The Briefing: IBM and Cisco Chart Quantum's Network Future
Issue #2025W47.5 / November 21, 2025
IBM and Cisco announced yesterday plans to collaborate on networked distributed quantum computing, targeting an initial proof-of-concept by the end of 2030. The partnership aims to physically link multiple large-scale, fault-tolerant quantum computers to work together on computations involving tens to hundreds of thousands of qubits. Unlike standalone quantum processors that operate in isolated cryogenic environments, this approach would create a quantum computing internet where machines coordinate across different locations to tackle problems that exceed the capacity of individual systems.
The companies will explore microwave-optical transducers and quantum networking units to transfer quantum information between separate processors. IBM expects to demonstrate fault-tolerant quantum computing by 2029, with the network layer enabling scale beyond what its ambitious roadmap alone could achieve. For enterprises watching quantum development, the shift from standalone systems to networked architectures signals that practical applications may arrive through coordinated infrastructure rather than waiting for individual machines to reach sufficient power.
Meanwhile, the White House drafted an executive order that would direct the Justice Department to challenge state AI regulations, triggering unexpected resistance from prominent Republicans, including Florida Governor Ron DeSantis. The collision between quantum acceleration in one domain and regulatory debate in another highlights diverging approaches to emerging technology governance.
Who Gets to Regulate the Future?
The Trump administration’s proposed executive order would establish an AI Litigation Task Force to override state regulations with a “minimally burdensome national standard,” including withholding federal funding from non-compliant states. The move comes after congressional Republicans failed to attach similar language to the defense bill.
What’s remarkable is the bipartisan pushback. DeSantis called the proposal “federal government overreach,” arguing that stripping states of jurisdiction to regulate AI “is a subsidy to Big Tech” that prevents protection against issues ranging from child safety to data center resource demands. Democratic Senator Ed Markey accused the administration of siding with “billionaire Big Tech buddies.”

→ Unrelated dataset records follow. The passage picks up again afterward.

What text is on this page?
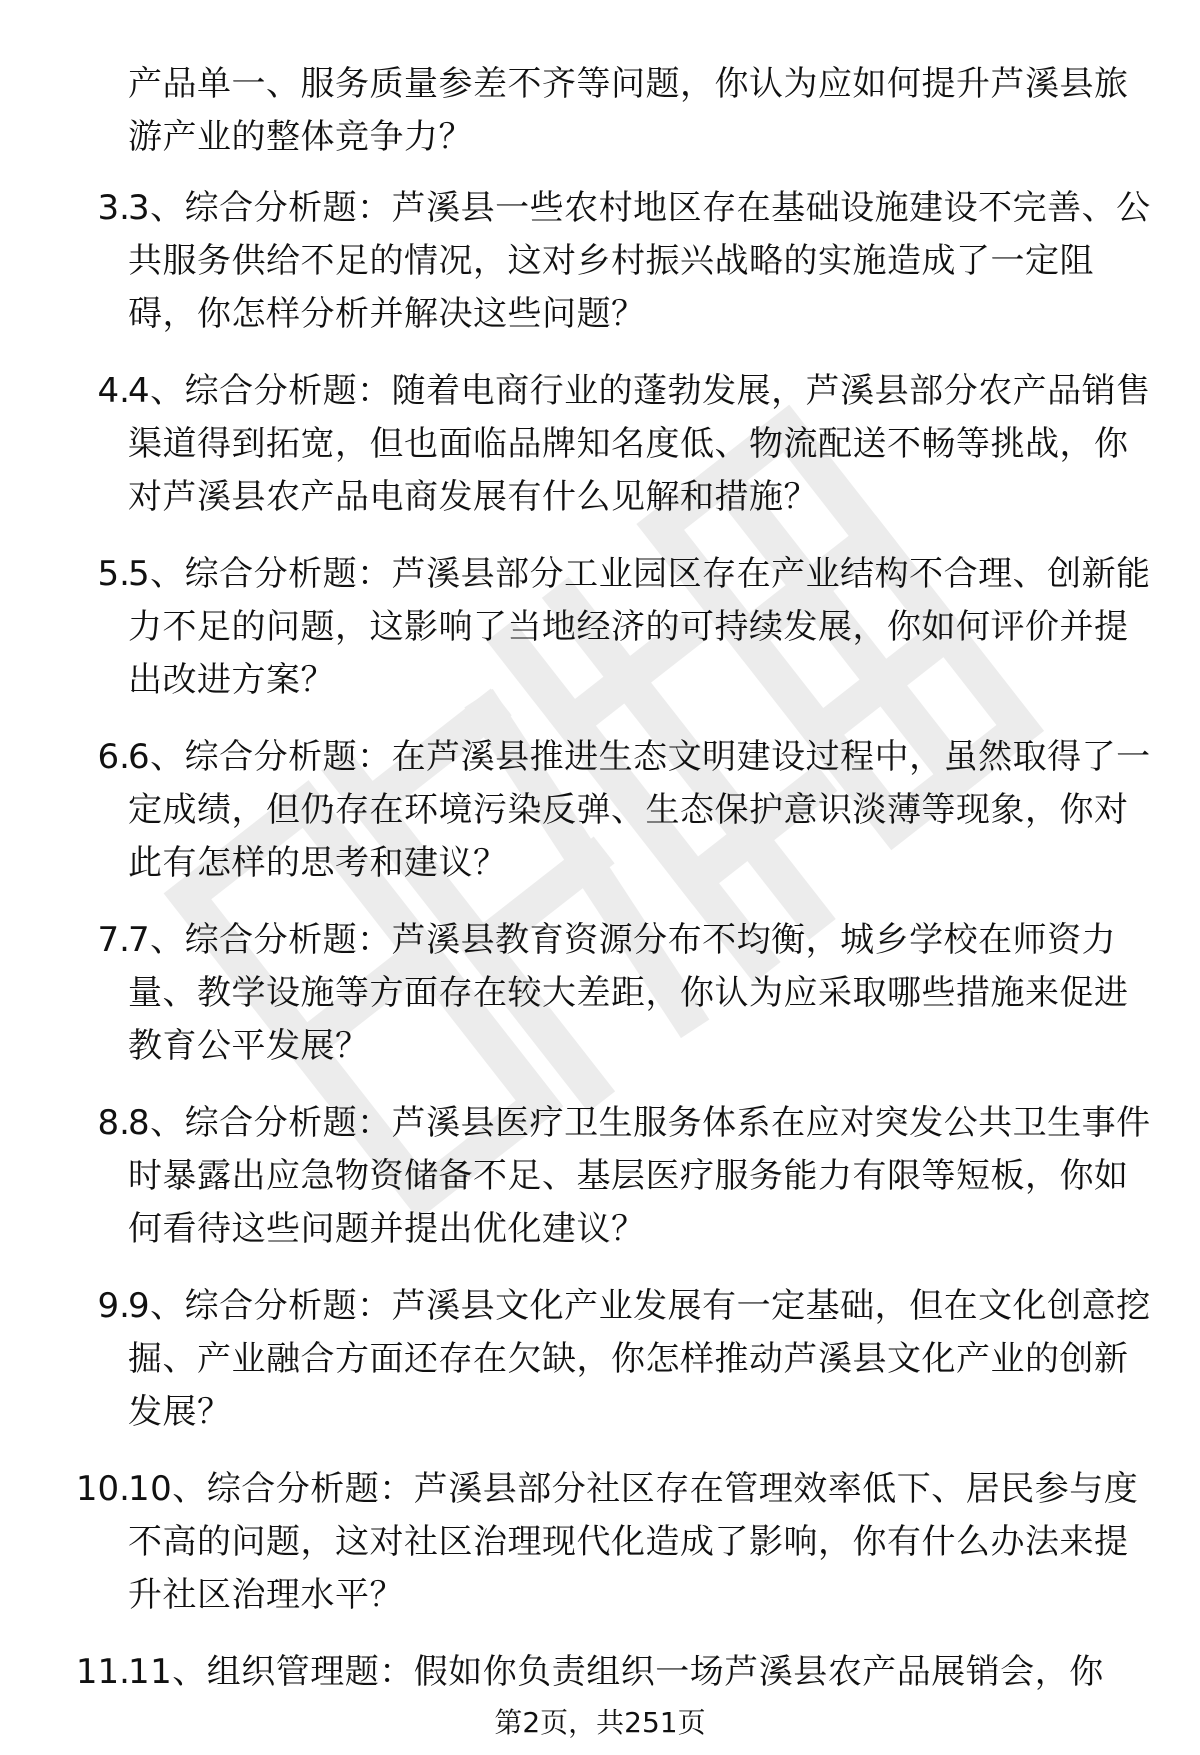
产品单一、服务质量参差不齐等问题，你认为应如何提升芦溪县旅游产业的整体竞争力？
3.
3、综合分析题：芦溪县一些农村地区存在基础设施建设不完善、公共服务供给不足的情况，这对乡村振兴战略的实施造成了一定阻碍，你怎样分析并解决这些问题？
4.
4、综合分析题：随着电商行业的蓬勃发展，芦溪县部分农产品销售渠道得到拓宽，但也面临品牌知名度低、物流配送不畅等挑战，你对芦溪县农产品电商发展有什么见解和措施？
5.
5、综合分析题：芦溪县部分工业园区存在产业结构不合理、创新能力不足的问题，这影响了当地经济的可持续发展，你如何评价并提出改进方案？
6.
6、综合分析题：在芦溪县推进生态文明建设过程中，虽然取得了一定成绩，但仍存在环境污染反弹、生态保护意识淡薄等现象，你对此有怎样的思考和建议？
7.
7、综合分析题：芦溪县教育资源分布不均衡，城乡学校在师资力量、教学设施等方面存在较大差距，你认为应采取哪些措施来促进教育公平发展？
8.
8、综合分析题：芦溪县医疗卫生服务体系在应对突发公共卫生事件时暴露出应急物资储备不足、基层医疗服务能力有限等短板，你如何看待这些问题并提出优化建议？
9.
9、综合分析题：芦溪县文化产业发展有一定基础，但在文化创意挖掘、产业融合方面还存在欠缺，你怎样推动芦溪县文化产业的创新发展？
10.
10、综合分析题：芦溪县部分社区存在管理效率低下、居民参与度不高的问题，这对社区治理现代化造成了影响，你有什么办法来提升社区治理水平？
11.
11、组织管理题：假如你负责组织一场芦溪县农产品展销会，你
第2页，共251页
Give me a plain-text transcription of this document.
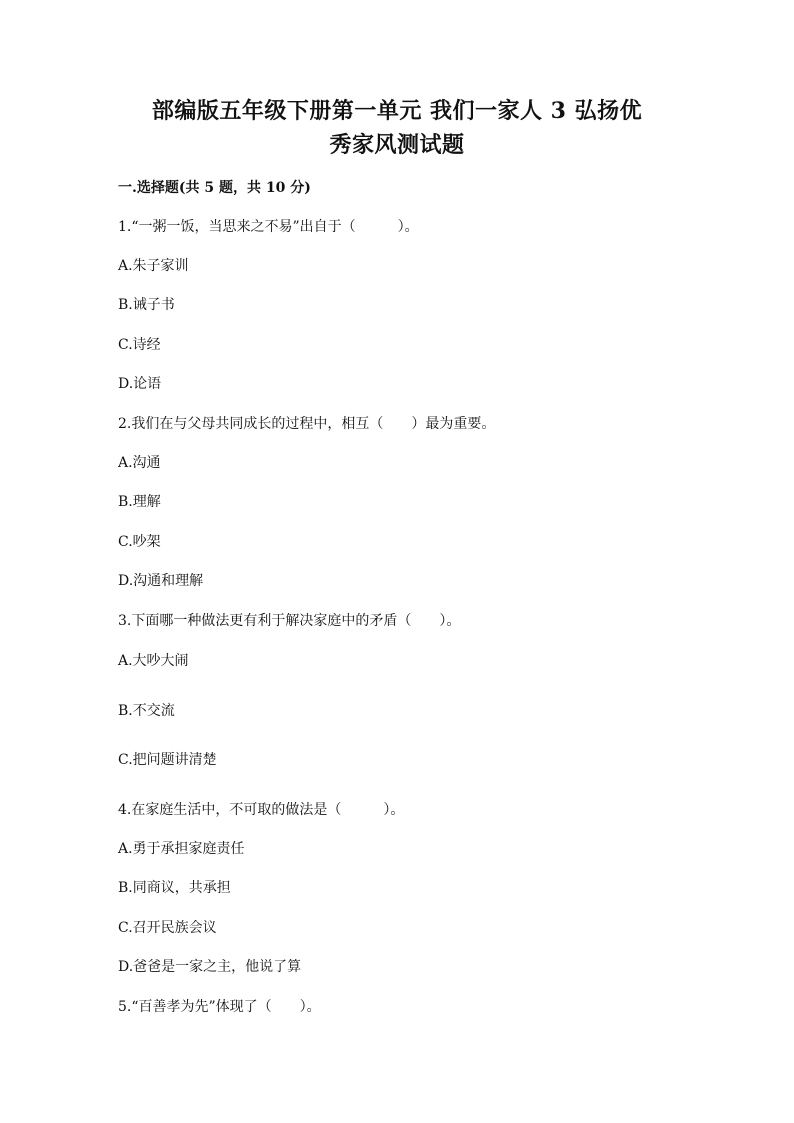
部编版五年级下册第一单元 我们一家人 3 弘扬优
秀家风测试题

一.选择题(共 5 题，共 10 分)

1.“一粥一饭，当思来之不易”出自于（　　　）。

A.朱子家训

B.诫子书

C.诗经

D.论语

2.我们在与父母共同成长的过程中，相互（　　）最为重要。

A.沟通

B.理解

C.吵架

D.沟通和理解

3.下面哪一种做法更有利于解决家庭中的矛盾（　　）。

A.大吵大闹

B.不交流

C.把问题讲清楚

4.在家庭生活中，不可取的做法是（　　　）。

A.勇于承担家庭责任

B.同商议，共承担

C.召开民族会议

D.爸爸是一家之主，他说了算

5.“百善孝为先”体现了（　　）。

The friction reveals something deeper than typical partisan divides. States have enacted targeted rules on deepfakes in elections, nonconsensual intimate imagery, and government AI use. The question isn’t whether AI needs oversight but whether centralized or distributed governance better serves communities experiencing different impacts from the technology. For leaders building AI-dependent operations, the regulatory landscape remains uncertain, but the debate itself signals that social license will be earned through demonstrable benefits, not just technical capability.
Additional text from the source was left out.